I first became aware of Gustav Klimt and his work when I was in 10th grade. I had decided to switch my language classes from French, a language I found frankly boring and far more difficult than necessary, to German. My German teacher at the time was named Frau Christophe; she was a delightful, bright, energetic sort of woman, who had a love for European culture in general, and who went out of her way to educate us as much in the history of the language we were trying to learn as the actual mechanics of grammar and vocabulary.
I took German well into my college years, but this first semester of lessons will always stand out in my mind. I met many people in that class and learned many things that changed me in ways I did not suspect until much later. I also developed a love for Germanic culture and eastern European history in general. Gustav Klimt was part of this interest. Frau Christophe had a large print of Klimt’s The Kiss, which was actually called Lovers when it was first exhibited in Vienna in 1908, hanging by the classroom door, directly in front of my desk.

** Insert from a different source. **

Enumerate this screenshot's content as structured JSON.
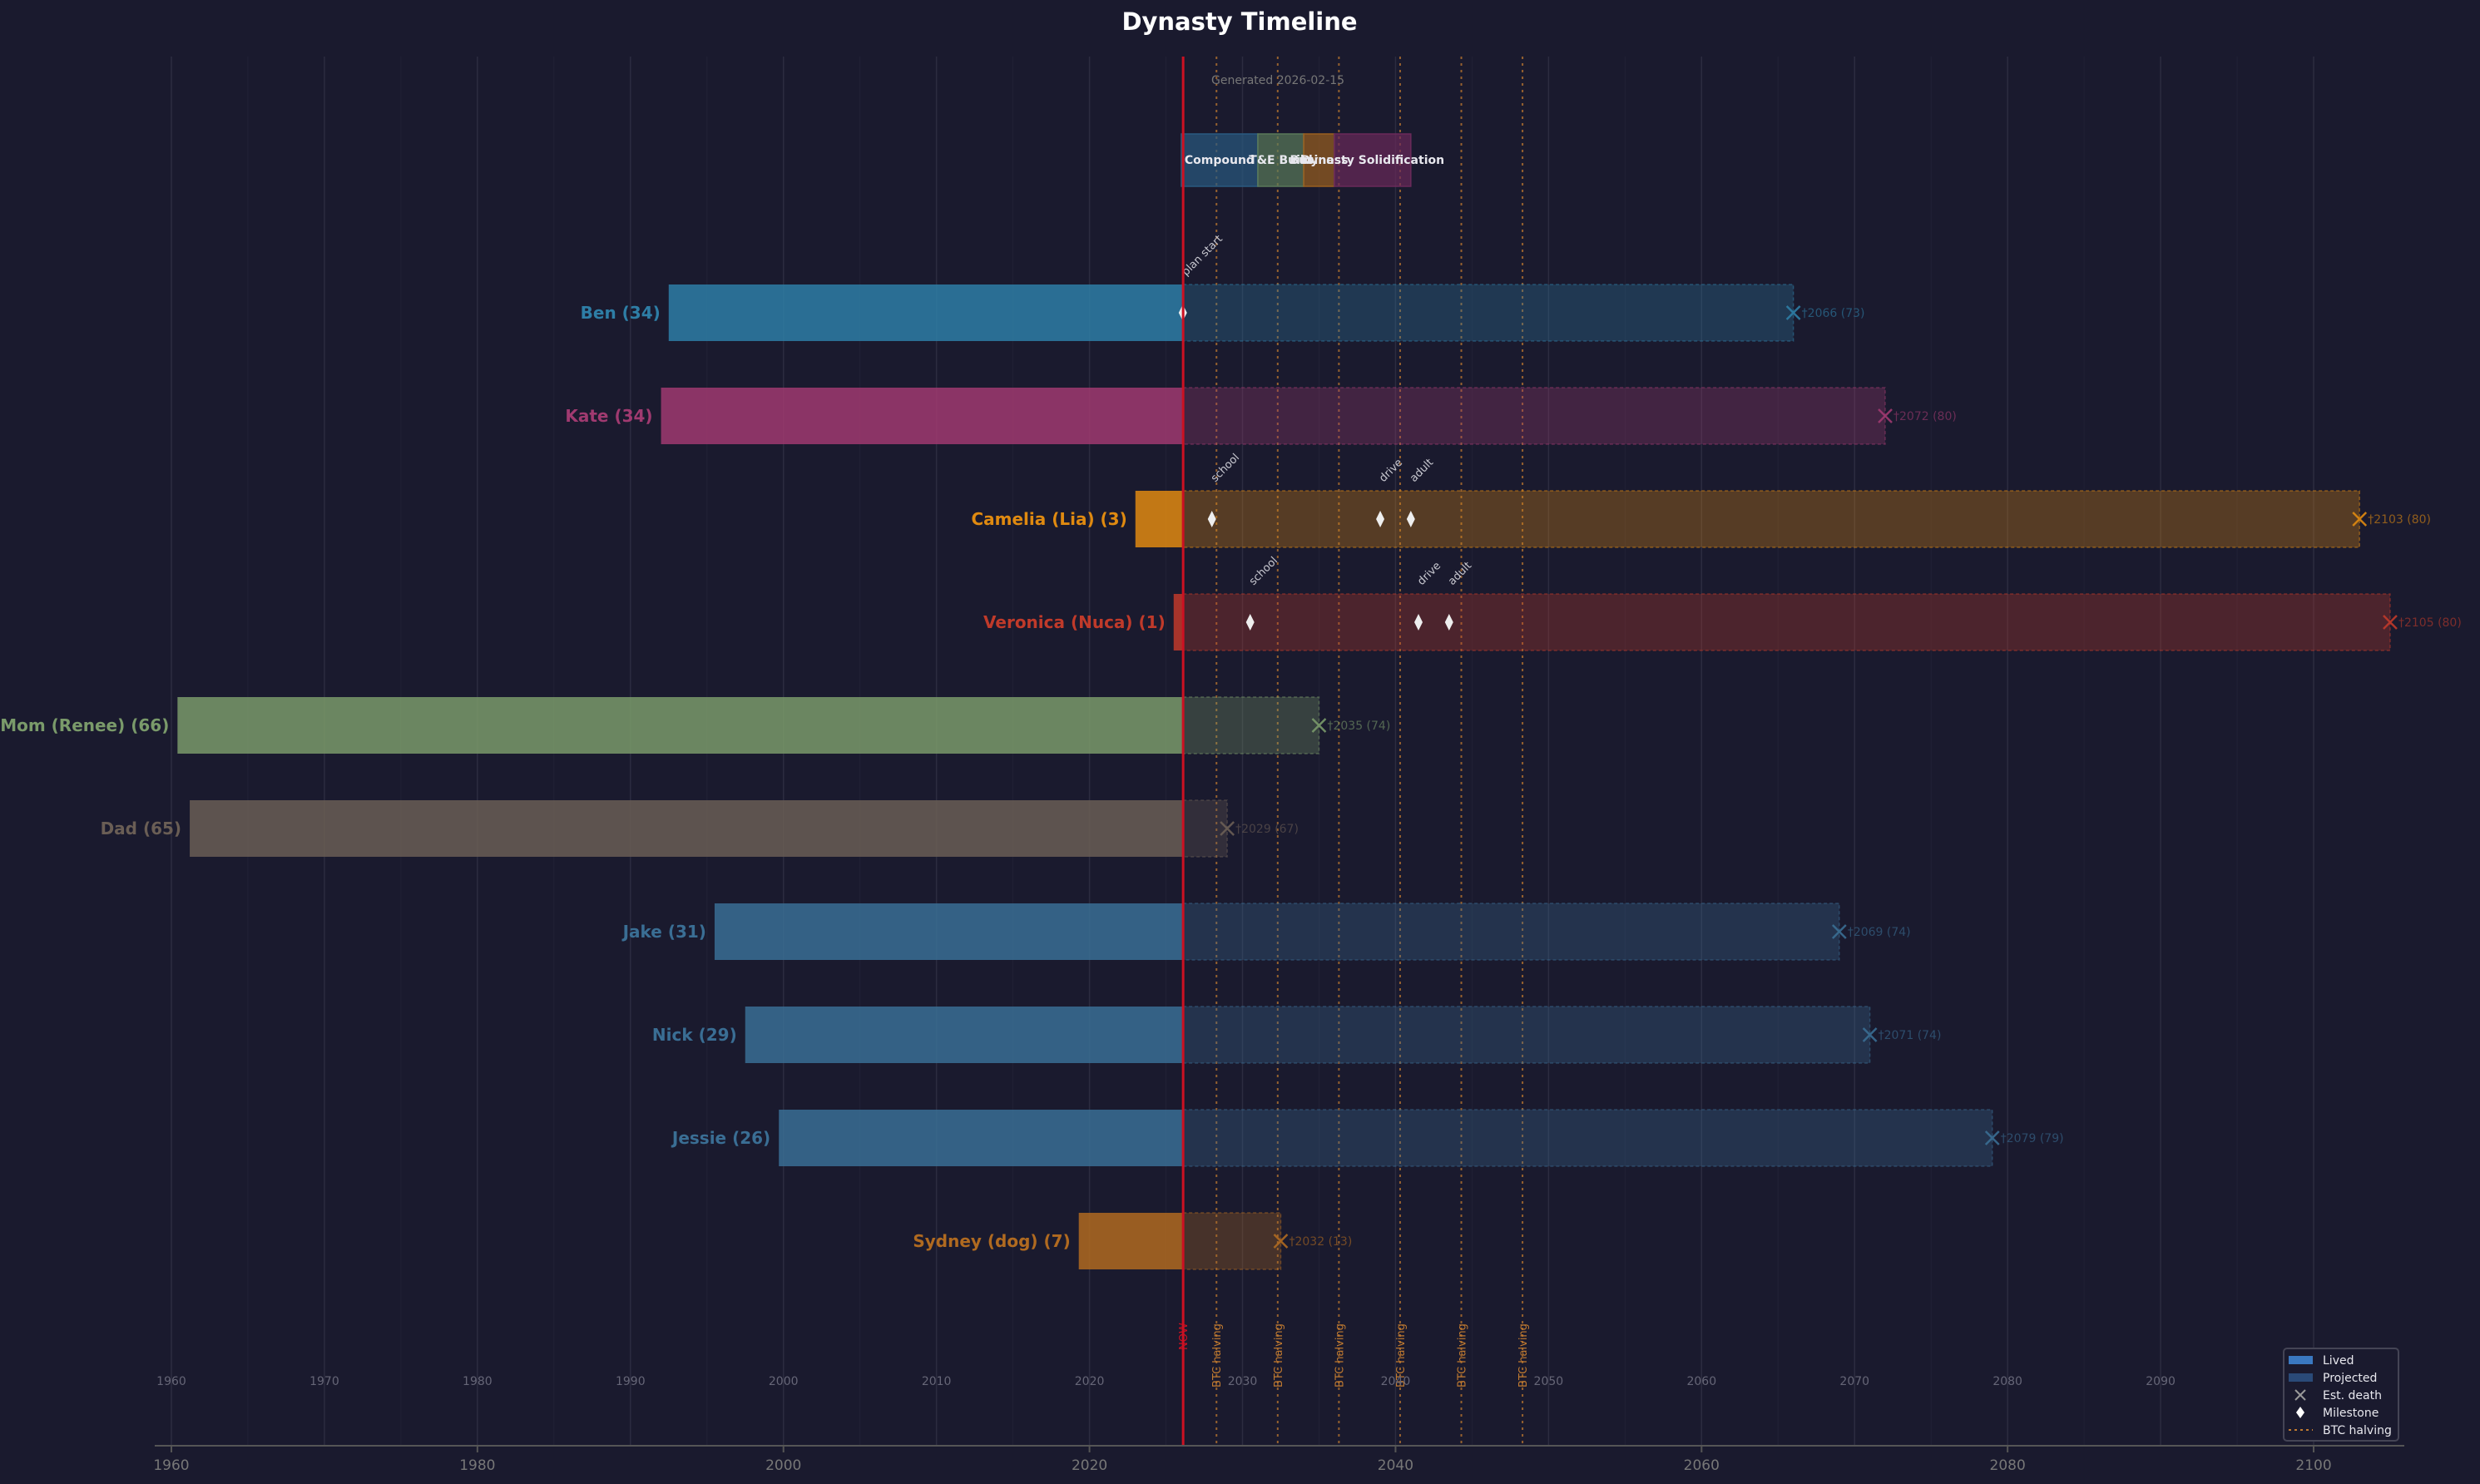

With all my trips to art museums and galleries, I had never seen a painting quite like The Kiss. It drew my eye every time my attention wandered from the lesson at hand and I spent many classes leaning back in my seat between exercises and staring at the portrait, a grimace on my face. I couldn’t understand the picture. Why were they dressed like that? Why was the woman twisted away from the man in such an uncomfortable looking position? The background of gold – was that meant to be the sky? What was the picture trying to say? And why, despite finding the picture indecipherable, did I like it so much?
Gustav Klimt lived in Vienna, Austria for all his life, from 1862 to 1918, when he died at the age of fifty-five. He was a popular and controversial painter during his lifetime, and his work, while undoubtedly well-done and interesting, did not leave any lasting mark on the pages of art history. He never married, though he fathered more than a handful of illegitimate children, and in fact rarely was seen in society, preferring to spend his time with close friends and family. He hated speaking or writing about his work, feeling strongly that the work should speak for itself, and that anyone who wanted to know more about him should look to his work and try to see the man who he was in that. This has left many of his paintings, including The Kiss, very much up to the interpretation of the viewer.

As I grew older, I sought out more of Klimt’s work for comparison and study. I have yet to find a piece of Klimt’s which I do not find deeply fascinating, though I think it is fair to say that I have also not found a piece I feel I fully understand. But I have become reconciled to this mystery by, at the minimum, understanding what it is about Klimt’s paintings that I find so beautiful. I think, unlike many painters of his period and indeed, after his lifetime, Klimt’s paintings are filled with his unbridled passion and reverence for his subjects. The paintings take on almost religious iconography and tone, The Kiss most of all. However one interprets the piece, there can be no doubt that the hand that created it felt the deepest sense of awe for this act, for the consummation of love in a kiss. His erotic works, of which there are many, likewise rise above simple titillation to something more by the profound respect and love with which he treats each of his subjects.
It is this unchecked passion which draws many to Klimt’s work. He holds nothing back when he paints, and truly, you can tell much about the soul of the man by really looking at his paintings. More than craft or message, I believe that the presence of passion in any work of creative art elevates it from something that is merely good to a masterpiece. By investing our own love for the topic, or person, or words, into our work, we communicate and inspire love for it in others.